Freispruch! Das Oberste Wahlgericht Brasiliens hat nach einer Woche Verhandlungen die Kandidatur von Ex-Präsidentin Dilma Rousseff und ihres Stellvertreters Michel Temer bei den Präsidentschaftswahlen 2014 für rechtmäßig erklärt. DasOberste Wahlgericht sprach den jetzigen Präsidenten Temer von den Vorwurf illegaler Wahlkampffinanzierung frei.

Dieser Spruch kam zustande, weil vier der sieben Obersten Richter sich dafür entschieden, ihre Augen vor den Nachweisen zu verschließen, die im Zuge der Ermittlungen des Korruptionsskandals "Lava Jato" gegen den Präsidenten erbracht wurden. Sie griffen auf Gesetzeslücken zurück und verhinderten so ein gerechtes Urteil.

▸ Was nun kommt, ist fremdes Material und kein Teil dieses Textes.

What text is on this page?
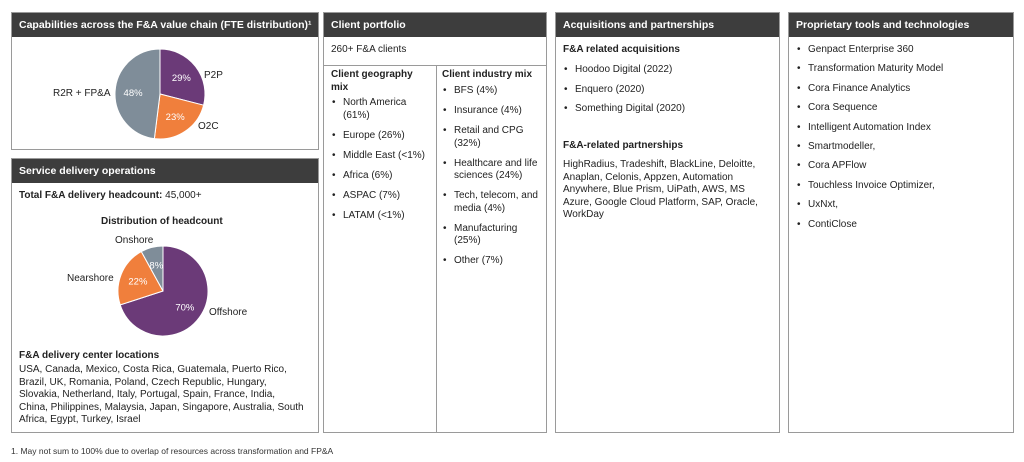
Capabilities across the F&A value chain (FTE distribution)¹
29%
23%
48%
P2P
O2C
R2R + FP&A
Service delivery operations
Total F&A delivery headcount: 45,000+
Distribution of headcount
70%
22%
8%
Onshore
Nearshore
Offshore
F&A delivery center locations
USA, Canada, Mexico, Costa Rica, Guatemala, Puerto Rico, Brazil, UK, Romania, Poland, Czech Republic, Hungary, Slovakia, Netherland, Italy, Portugal, Spain, France, India, China, Philippines, Malaysia, Japan, Singapore, Australia, South Africa, Egypt, Turkey, Israel
Client portfolio
260+ F&A clients
Client geography mix
• North America (61%)
• Europe (26%)
• Middle East (<1%)
• Africa (6%)
• ASPAC (7%)
• LATAM (<1%)
Client industry mix
• BFS (4%)
• Insurance (4%)
• Retail and CPG (32%)
• Healthcare and life sciences (24%)
• Tech, telecom, and media (4%)
• Manufacturing (25%)
• Other (7%)
Acquisitions and partnerships
F&A related acquisitions
• Hoodoo Digital (2022)
• Enquero (2020)
• Something Digital (2020)
F&A-related partnerships
HighRadius, Tradeshift, BlackLine, Deloitte, Anaplan, Celonis, Appzen, Automation Anywhere, Blue Prism, UiPath, AWS, MS Azure, Google Cloud Platform, SAP, Oracle, WorkDay
Proprietary tools and technologies
• Genpact Enterprise 360
• Transformation Maturity Model
• Cora Finance Analytics
• Cora Sequence
• Intelligent Automation Index
• Smartmodeller,
• Cora APFlow
• Touchless Invoice Optimizer,
• UxNxt,
• ContiClose
1. May not sum to 100% due to overlap of resources across transformation and FP&A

Der Freispruch war in der brasilianischen Presse schon vor Tagen verkündet worden. Die Verhandlungen, die sich bis Freitagnacht hinzogen, dienten lediglich dazu, dem abgekarteten Spiel einen institutionellen Anstrich zu verleihen.

Richter und Freund

Denn von den vier Richtern, die auf Freispruch plädierten, sind zwei erst vor zwei Monaten von Präsident Temer persönlich nominiert worden. Der Dritte wurde durch Aussagen von Joesley Batista, Chef des Fleischkonzerns JBS, belastet. Als es bei der Abstimmung zum Patt kam, verhalf ausgerechnet der Oberste Richter Gilmar Mendes, seit 30 Jahren persönlicher Freund Temers, dem Präsidenten mit seinem Votum zum Sieg.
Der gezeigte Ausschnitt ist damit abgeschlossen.